In contrast, New Zealand was lurching into debt, had a collapsed non- bank finance sector, a tradeables sector that had been squeezed for several years, a real recession in advance of the global recession, and a structural deficit. . .
But last week, our Finance Minister Bill English announced New Zealand is on track back to surplus while Australian Treasurer Wayne Swan announced an A$19.4 billion deficit, with several years of deficits to follow.
Budgets are ultimately about choices. The Australian Government chose to run it close to the wind, increasing spending by as much as the most optimistic revenue forecasts would allow.
New Zealand made a very different and far more difficult set of choices. In 2008 the issues were obvious: productivity growth was poor, taxes too high – particularly at a relatively modest level of income – and the tax system had little internal integrity.
Government was chomping its way through far too much of the national pie, crowding out private sector activity.

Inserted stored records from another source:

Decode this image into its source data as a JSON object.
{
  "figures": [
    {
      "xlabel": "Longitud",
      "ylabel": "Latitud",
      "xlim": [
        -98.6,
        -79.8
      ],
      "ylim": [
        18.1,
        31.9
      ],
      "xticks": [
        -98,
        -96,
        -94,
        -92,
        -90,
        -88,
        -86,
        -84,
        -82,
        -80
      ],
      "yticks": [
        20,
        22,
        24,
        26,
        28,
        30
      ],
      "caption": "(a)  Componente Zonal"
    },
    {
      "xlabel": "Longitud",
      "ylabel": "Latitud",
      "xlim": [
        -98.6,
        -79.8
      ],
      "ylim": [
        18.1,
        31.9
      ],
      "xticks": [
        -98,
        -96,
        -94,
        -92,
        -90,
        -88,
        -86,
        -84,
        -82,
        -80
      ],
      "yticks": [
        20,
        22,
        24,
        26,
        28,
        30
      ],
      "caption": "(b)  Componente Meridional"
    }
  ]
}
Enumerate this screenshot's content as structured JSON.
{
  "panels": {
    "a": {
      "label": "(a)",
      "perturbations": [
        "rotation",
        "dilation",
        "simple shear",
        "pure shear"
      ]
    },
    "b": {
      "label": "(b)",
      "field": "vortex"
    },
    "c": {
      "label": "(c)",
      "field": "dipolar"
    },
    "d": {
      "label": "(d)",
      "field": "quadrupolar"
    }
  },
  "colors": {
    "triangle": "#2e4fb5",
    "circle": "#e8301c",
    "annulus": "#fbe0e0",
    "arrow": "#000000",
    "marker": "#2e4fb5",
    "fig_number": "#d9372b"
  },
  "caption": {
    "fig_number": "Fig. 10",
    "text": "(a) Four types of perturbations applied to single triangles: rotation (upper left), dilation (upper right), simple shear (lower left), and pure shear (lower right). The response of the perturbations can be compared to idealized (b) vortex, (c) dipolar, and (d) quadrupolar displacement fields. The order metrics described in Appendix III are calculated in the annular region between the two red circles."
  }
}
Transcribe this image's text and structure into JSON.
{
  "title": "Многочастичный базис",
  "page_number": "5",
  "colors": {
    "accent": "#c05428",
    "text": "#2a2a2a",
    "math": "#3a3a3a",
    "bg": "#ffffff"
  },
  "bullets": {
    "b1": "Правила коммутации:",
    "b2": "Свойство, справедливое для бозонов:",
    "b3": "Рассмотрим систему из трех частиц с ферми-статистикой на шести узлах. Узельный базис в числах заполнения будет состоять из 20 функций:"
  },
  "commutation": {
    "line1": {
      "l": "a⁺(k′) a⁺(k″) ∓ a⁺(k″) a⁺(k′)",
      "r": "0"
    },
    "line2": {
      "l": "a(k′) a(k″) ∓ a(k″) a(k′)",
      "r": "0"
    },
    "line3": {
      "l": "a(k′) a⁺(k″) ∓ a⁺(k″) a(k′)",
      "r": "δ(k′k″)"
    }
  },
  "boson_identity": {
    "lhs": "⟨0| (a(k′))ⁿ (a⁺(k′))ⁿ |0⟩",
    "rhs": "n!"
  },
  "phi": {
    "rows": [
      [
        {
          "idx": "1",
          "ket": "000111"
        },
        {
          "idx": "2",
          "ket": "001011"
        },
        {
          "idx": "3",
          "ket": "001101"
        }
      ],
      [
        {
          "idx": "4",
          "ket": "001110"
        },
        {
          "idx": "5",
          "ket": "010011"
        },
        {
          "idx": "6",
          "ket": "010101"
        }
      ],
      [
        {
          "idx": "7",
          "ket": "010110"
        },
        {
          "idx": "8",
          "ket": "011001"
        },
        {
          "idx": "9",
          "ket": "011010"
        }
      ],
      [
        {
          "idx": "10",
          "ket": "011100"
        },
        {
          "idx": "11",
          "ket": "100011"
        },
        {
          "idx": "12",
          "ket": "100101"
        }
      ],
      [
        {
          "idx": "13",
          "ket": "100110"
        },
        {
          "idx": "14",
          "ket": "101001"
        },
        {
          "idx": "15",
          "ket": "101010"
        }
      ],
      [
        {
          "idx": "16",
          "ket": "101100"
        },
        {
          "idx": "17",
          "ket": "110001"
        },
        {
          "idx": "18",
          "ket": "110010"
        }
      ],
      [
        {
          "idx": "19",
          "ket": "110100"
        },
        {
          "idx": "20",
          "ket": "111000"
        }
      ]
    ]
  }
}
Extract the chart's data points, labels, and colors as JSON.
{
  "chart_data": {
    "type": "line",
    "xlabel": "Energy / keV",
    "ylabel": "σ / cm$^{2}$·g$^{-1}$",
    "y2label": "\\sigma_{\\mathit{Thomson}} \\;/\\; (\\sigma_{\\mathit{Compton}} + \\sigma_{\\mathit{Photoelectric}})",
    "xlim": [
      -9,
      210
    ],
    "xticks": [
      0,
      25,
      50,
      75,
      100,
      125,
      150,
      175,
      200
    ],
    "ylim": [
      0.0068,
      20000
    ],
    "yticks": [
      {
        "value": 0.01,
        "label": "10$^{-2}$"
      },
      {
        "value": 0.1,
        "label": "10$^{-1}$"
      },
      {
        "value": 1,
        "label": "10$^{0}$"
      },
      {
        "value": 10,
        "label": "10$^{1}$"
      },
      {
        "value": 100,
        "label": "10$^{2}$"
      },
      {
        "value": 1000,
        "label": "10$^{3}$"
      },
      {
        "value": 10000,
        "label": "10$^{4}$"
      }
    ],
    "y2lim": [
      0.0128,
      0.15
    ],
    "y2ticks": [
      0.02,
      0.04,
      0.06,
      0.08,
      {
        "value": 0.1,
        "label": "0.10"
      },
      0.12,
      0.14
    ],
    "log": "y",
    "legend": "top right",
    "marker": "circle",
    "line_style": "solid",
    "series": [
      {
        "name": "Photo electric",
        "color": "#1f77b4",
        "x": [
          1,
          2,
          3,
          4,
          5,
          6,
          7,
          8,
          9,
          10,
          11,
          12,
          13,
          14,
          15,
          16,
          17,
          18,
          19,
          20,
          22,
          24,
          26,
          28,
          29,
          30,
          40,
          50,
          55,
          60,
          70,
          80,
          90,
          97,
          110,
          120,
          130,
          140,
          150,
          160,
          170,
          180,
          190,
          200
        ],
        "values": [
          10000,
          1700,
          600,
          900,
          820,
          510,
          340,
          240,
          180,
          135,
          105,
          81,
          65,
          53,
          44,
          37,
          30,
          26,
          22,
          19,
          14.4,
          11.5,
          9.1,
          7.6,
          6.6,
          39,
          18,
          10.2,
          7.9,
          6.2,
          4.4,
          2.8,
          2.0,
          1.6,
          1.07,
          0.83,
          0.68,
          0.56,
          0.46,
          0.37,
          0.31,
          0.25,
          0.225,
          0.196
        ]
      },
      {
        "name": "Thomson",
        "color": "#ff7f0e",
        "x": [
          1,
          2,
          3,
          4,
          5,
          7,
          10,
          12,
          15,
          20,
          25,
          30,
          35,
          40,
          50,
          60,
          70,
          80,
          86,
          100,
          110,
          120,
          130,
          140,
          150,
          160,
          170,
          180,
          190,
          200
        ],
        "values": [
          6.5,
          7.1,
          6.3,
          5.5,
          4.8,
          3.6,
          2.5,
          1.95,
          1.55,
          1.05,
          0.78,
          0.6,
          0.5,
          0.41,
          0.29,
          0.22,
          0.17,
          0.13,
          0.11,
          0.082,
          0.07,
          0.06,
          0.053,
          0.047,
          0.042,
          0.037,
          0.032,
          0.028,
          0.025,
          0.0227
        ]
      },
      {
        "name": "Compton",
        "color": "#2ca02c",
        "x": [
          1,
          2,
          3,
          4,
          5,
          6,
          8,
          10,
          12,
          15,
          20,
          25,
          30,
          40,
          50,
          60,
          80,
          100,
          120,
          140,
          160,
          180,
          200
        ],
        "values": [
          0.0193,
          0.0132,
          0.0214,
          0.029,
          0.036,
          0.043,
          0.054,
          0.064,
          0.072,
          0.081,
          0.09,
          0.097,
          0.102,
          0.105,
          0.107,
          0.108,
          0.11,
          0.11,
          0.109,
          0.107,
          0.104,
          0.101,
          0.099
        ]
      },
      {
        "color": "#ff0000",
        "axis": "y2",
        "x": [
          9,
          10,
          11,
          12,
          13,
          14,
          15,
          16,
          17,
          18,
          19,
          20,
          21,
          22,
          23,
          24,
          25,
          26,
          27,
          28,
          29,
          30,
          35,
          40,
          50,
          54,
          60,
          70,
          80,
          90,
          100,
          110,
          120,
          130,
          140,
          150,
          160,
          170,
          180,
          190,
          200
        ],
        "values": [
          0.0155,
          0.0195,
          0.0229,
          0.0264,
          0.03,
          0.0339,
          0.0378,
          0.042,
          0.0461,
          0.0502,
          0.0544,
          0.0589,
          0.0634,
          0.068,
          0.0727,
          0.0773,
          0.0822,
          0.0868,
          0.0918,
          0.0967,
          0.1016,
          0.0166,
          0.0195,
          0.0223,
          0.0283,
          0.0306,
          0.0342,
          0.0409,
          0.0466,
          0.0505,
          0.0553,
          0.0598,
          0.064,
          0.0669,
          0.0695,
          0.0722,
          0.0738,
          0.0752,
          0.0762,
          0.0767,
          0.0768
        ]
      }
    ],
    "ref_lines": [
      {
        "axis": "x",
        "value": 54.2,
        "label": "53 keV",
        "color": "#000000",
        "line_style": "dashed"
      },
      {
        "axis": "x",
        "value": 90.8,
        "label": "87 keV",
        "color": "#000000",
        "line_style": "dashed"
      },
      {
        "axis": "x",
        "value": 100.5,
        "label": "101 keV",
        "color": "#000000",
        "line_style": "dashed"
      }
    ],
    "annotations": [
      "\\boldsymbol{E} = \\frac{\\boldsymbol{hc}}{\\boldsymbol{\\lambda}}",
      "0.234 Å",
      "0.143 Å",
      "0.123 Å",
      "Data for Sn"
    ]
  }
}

One important thing the New Zealand Government has done is tamp down expectations of spending increases, concentrating on core activities and not using government as a vehicle to give handouts to partisan coalitions of voter groups. As part of this strategy, the Government is reducing both its spending and revenue to GDP ratios. It has reaffirmed its commitment to getting core government spending down from 35 per cent of GDP in 2008-09 to 31 per cent in 2014-15. The rate of spending increase has slowed to less than CPI and population growth. . .
This hasn’t just been an economic success, it’s been a political one.
The government has managed to reduce costs while maintaining services and has managed to convince most people of the necessity for doing that.
. . . New Zealand’s books look in better shape than Australia’s, not least because of New Zealand’s public accounting system. It is more difficult to fudge the figures and render the accounts opaque than is the case in Australia, where payments can be brought forward and/or shifted backwards to create fiscal illusion in any given year.
We have Roger Douglas, Ruth Richardson and the ‘failed’ policies of the 80s and 90s to thank for that.
New Zealand’s Budget is commendable and, compared with Australia’s, it looks extremely positive. In the long run, nations can only excel and grow living standards by being competitive and living within their means. The current situation in Europe attests to that.
With all the advantages in the world, the Aussies have not managed it, and face some very difficult decisions in coming years. In contrast, from a pretty poor position New Zealand is getting its fiscal house in order.
And getting its fiscal house is putting New Zealand on a far stronger foundation than many other countries.